Good news and bad news for Steve Porcaro's tumor
Toto has been a going concern for more than 40 years. That's a long time, and with it come changes—band members arrive, band members leave, and people formerly or currently associated with the band fall prey to the predatory nature of time. An inordinate number of Toto's musicians have died—Jeff Porcaro, Mike Porcaro, Fergie Frederiksen—while Steve Porcaro managed to avoid the Grim Reaper for now. "Steve had a tumor removed in his brain," Steve Lukather told Classic Rock (via Louder). "It was benign, thank God." That's not to say this serious medical scare left him completely unscathed. "He had a brain tumor," sometime Toto singer Bobby Kimball told Metal-Rules in 2013, "and when they took the tumor out he went deaf in his left ear." While it's certainly wonderful that Porcaro survived the ordeal of a brain tumor and the surgery to remove said brain tumor, it's also tragic that a professional musician—a man who makes his living judging and creating the nuances of sound—would be partially robbed of the gift of hearing.
Toto only did a comeback tour because they had to
Like so many other bands before them, the classic lineup of Toto (or the still-living ones at least)—Steve Lukather, David Paich, Steve Porcaro, David Hungate, along with other associates—convened for a tour in 2015 ostensibly in support of Toto XIV, its first album in nine years. But the real reason the band got back out there is a lot more depressing: They had no choice.

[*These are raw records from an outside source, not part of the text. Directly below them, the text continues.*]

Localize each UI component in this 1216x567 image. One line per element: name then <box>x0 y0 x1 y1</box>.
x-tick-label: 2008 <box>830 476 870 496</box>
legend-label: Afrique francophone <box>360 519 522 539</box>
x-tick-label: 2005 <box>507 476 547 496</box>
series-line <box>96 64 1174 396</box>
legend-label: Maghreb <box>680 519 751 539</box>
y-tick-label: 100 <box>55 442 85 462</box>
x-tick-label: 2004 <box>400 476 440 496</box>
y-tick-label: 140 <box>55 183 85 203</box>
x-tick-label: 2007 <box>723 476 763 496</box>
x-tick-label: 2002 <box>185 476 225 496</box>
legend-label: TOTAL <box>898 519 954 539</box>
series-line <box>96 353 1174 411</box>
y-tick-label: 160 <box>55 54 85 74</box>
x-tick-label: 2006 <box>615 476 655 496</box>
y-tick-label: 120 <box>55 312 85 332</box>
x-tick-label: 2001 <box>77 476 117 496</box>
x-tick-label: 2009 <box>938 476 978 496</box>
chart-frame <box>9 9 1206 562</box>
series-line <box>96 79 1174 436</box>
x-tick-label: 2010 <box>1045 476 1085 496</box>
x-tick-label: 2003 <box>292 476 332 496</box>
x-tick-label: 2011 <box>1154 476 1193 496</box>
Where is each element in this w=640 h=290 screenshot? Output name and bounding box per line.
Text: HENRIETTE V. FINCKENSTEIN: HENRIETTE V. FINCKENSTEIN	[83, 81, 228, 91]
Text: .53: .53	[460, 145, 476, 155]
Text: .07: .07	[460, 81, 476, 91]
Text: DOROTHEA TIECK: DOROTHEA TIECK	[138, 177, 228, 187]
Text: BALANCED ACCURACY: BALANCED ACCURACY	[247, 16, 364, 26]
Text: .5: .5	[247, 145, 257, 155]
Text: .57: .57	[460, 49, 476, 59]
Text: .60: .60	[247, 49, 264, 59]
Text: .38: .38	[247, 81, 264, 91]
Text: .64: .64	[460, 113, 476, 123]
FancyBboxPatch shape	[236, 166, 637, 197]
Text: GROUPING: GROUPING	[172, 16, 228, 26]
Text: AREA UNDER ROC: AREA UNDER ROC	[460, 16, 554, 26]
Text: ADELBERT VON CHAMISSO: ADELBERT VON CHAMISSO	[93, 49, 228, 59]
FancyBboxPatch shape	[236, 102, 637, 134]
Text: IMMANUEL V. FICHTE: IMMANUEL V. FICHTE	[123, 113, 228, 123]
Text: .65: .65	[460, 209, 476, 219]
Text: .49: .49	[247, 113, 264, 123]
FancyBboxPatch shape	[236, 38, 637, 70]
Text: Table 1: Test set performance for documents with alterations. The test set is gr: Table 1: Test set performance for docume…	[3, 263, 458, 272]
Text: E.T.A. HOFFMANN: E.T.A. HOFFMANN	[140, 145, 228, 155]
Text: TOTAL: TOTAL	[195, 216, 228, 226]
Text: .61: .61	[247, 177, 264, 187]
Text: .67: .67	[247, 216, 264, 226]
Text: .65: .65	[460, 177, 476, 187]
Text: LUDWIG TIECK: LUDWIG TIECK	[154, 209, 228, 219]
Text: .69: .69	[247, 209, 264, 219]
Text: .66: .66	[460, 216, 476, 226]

In 2008, Toto suspected that its label, Sony, owed unpaid royalties for digital downloads. An auditor confirmed that notion, and in 2010, the band sued Sony, seeking more than $600,000 in damages. Because it's all about the Benjamins and the music industry eats its own, in addition to filing (unsuccessfully) for a dismissal of the suit, Sony then countersued, wanting $500,000 from Toto which it says it overpaid in royalties over the years. Unfortunately for the band, in 2014, a judge ruled that the label didn't owe them any money.
If Toto needed cash before it sued Sony, it certainly needed it after it lost an expensive, years-long legal battle. The group recorded Toto XIV, an act "born out of litigation," Lukather told Smashing Interviews Magazine. "When we came through the litigation, all the s*** left over from management that screwed us and all the other negatives, we decided to turn the negative into a positive. When we put our minds to do the record, we said that we had to make as good a record as we possibly could with all the tools and all the talent and all the experience we've had and not just phone it in for a check." That's the spirit.